Candidates also sang the Army Song and recited "Fiddler's Green", the cavalrymen's poem, Flint said.
Candidates were then given coordinates to nine stations which they were to find using their land navigation skills.
The stations tested the candidates' proficiency in nine categories: communications, weapons assembly, preparation for airborne operation, tactical site exploitation, bypassing a danger area, reporting enemy contact, recovering a vehicle, casualty evacuation and a written test.
Flint said the ride is challenging both mentally and physically.
"They test your knowledge when you're exhausted," he said.
The mission at one station was for the squad to cross a creek without coming into enemy contact. One member of the squad would be injured by the enemy and the remaining candidates were to retreat back across the creek, keeping their teammate alive.
At the weapons assembly station, candidates were given 10 minutes to put together six different weapons from a bin containing the pieces of each weapon. They then carried them uphill and pulled security on the road.
Some who were awarded their spurs on days one or two worked the stations for the next day's ride.
Sgt. 1st Class Flint and Lt. Col. Mike Foster were two Spur Holders who completed the course on the first day and were able to assist with the second day's events.
Foster, 1st Squadron's Commander — and new Senior Spur Holder — said the Spur Ride is a chance to build camaraderie within the unit.
"It is an opportunity to take a look at our history as cavalrymen and paratroopers," he said.

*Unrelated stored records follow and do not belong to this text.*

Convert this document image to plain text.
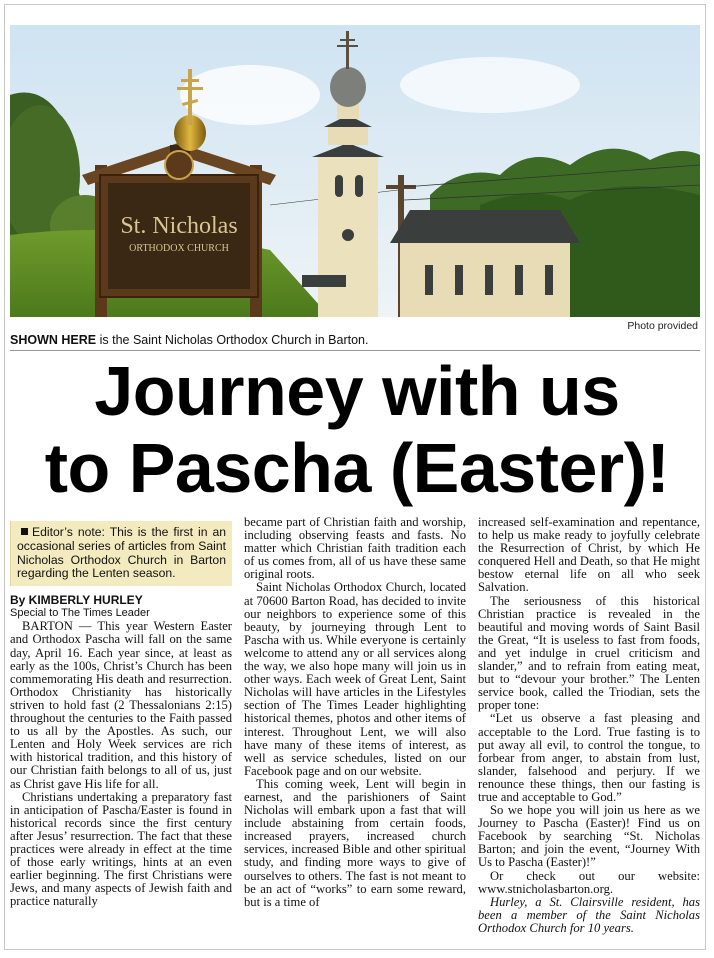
St. Nicholas
ORTHODOX CHURCH
Photo provided
SHOWN HERE is the Saint Nicholas Orthodox Church in Barton.
Journey with us
to Pascha (Easter)!
Editor’s note: This is the first in an occasional series of articles from Saint Nicholas Orthodox Church in Barton regarding the Lenten season.

By KIMBERLY HURLEY

Special to The Times Leader

BARTON — This year Western Easter and Orthodox Pascha will fall on the same day, April 16. Each year since, at least as early as the 100s, Christ’s Church has been commemorating His death and resurrection. Orthodox Christianity has historically striven to hold fast (2 Thessalonians 2:15) throughout the centuries to the Faith passed to us all by the Apostles. As such, our Lenten and Holy Week services are rich with historical tradition, and this history of our Christian faith belongs to all of us, just as Christ gave His life for all.

Christians undertaking a preparatory fast in anticipation of Pascha/Easter is found in historical records since the first century after Jesus’ resurrection. The fact that these practices were already in effect at the time of those early writings, hints at an even earlier beginning. The first Christians were Jews, and many aspects of Jewish faith and practice naturally

became part of Christian faith and worship, including observing feasts and fasts. No matter which Christian faith tradition each of us comes from, all of us have these same original roots.

Saint Nicholas Orthodox Church, located at 70600 Barton Road, has decided to invite our neighbors to experience some of this beauty, by journeying through Lent to Pascha with us. While everyone is certainly welcome to attend any or all services along the way, we also hope many will join us in other ways. Each week of Great Lent, Saint Nicholas will have articles in the Lifestyles section of The Times Leader highlighting historical themes, photos and other items of interest. Throughout Lent, we will also have many of these items of interest, as well as service schedules, listed on our Facebook page and on our website.

This coming week, Lent will begin in earnest, and the parishioners of Saint Nicholas will embark upon a fast that will include abstaining from certain foods, increased prayers, increased church services, increased Bible and other spiritual study, and finding more ways to give of ourselves to others. The fast is not meant to be an act of “works” to earn some reward, but is a time of

increased self-examination and repentance, to help us make ready to joyfully celebrate the Resurrection of Christ, by which He conquered Hell and Death, so that He might bestow eternal life on all who seek Salvation.

The seriousness of this historical Christian practice is revealed in the beautiful and moving words of Saint Basil the Great, “It is useless to fast from foods, and yet indulge in cruel criticism and slander,” and to refrain from eating meat, but to “devour your brother.” The Lenten service book, called the Triodian, sets the proper tone:

“Let us observe a fast pleasing and acceptable to the Lord. True fasting is to put away all evil, to control the tongue, to forbear from anger, to abstain from lust, slander, falsehood and perjury. If we renounce these things, then our fasting is true and acceptable to God.”

So we hope you will join us here as we Journey to Pascha (Easter)! Find us on Facebook by searching “St. Nicholas Barton; and join the event, “Journey With Us to Pascha (Easter)!”

Or check out our website: www.stnicholasbarton.org.

Hurley, a St. Clairsville resident, has been a member of the Saint Nicholas Orthodox Church for 10 years.
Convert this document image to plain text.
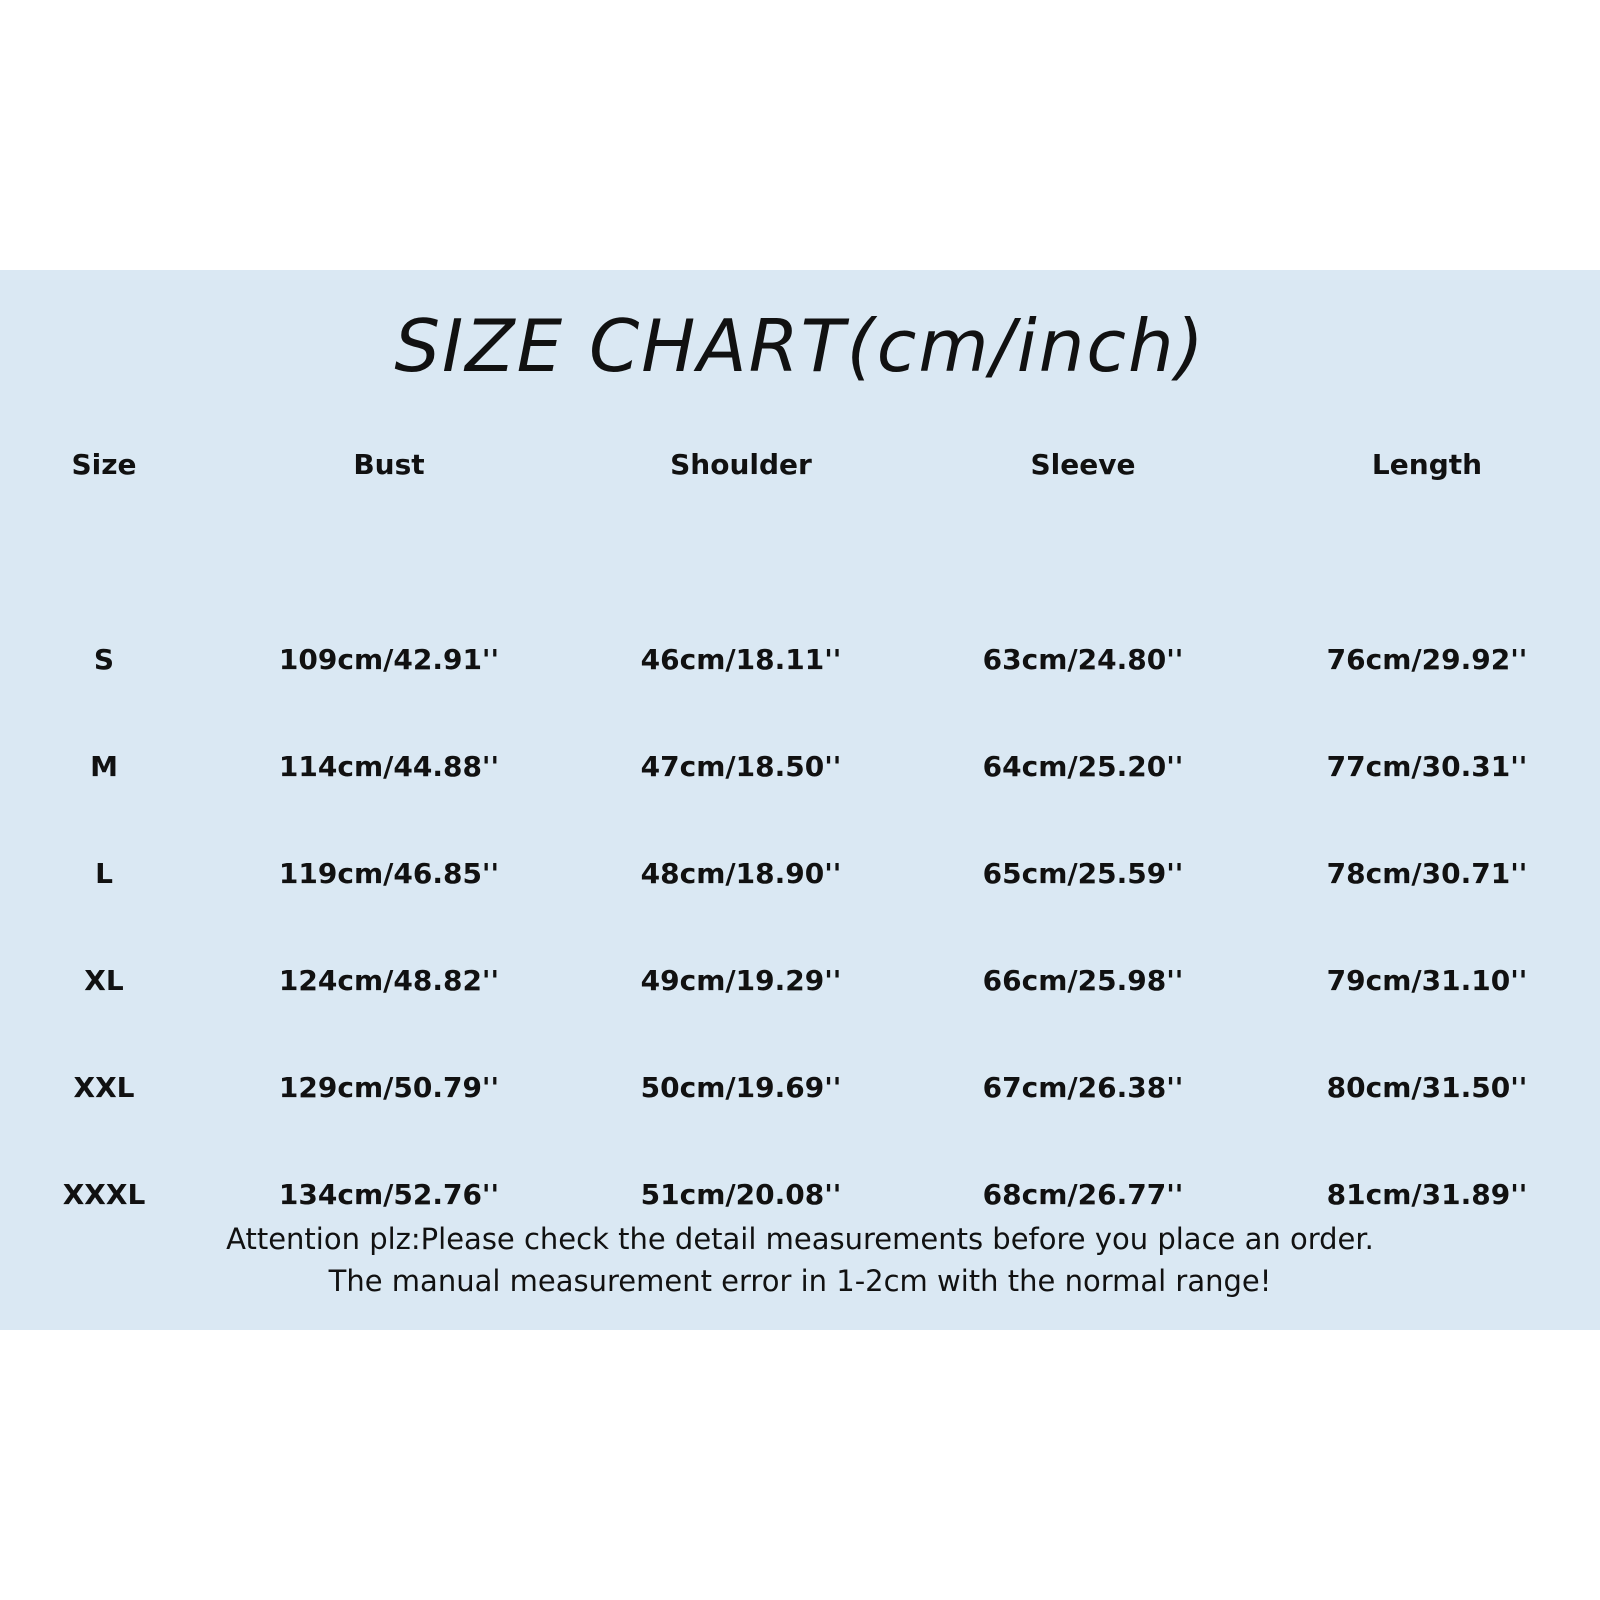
SIZE CHART(cm/inch)
Size	Bust	Shoulder	Sleeve	Length
S	109cm/42.91''	46cm/18.11''	63cm/24.80''	76cm/29.92''
M	114cm/44.88''	47cm/18.50''	64cm/25.20''	77cm/30.31''
L	119cm/46.85''	48cm/18.90''	65cm/25.59''	78cm/30.71''
XL	124cm/48.82''	49cm/19.29''	66cm/25.98''	79cm/31.10''
XXL	129cm/50.79''	50cm/19.69''	67cm/26.38''	80cm/31.50''
XXXL	134cm/52.76''	51cm/20.08''	68cm/26.77''	81cm/31.89''
Attention plz:Please check the detail measurements before you place an order.
The manual measurement error in 1-2cm with the normal range!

The unit's goal is to conduct a Spur Ride once or twice every year, Foster said. Because there were so many troopers who volunteered for the inaugural Spur Ride, there will never again be such a large group to participate in the event, he said.
Since 1996, any new Spur Holders at Fort Bragg had obtained their spurs at another post, Foster said. Some took this opportunity to do the ride a second time to be awarded spurs with their current unit.
Doesken has received three pairs of spurs from three different units and knows of the difficulty in obtaining them.
"It's a test of knowledge. It's a test of skill. But more than that it's a test of heart," he said.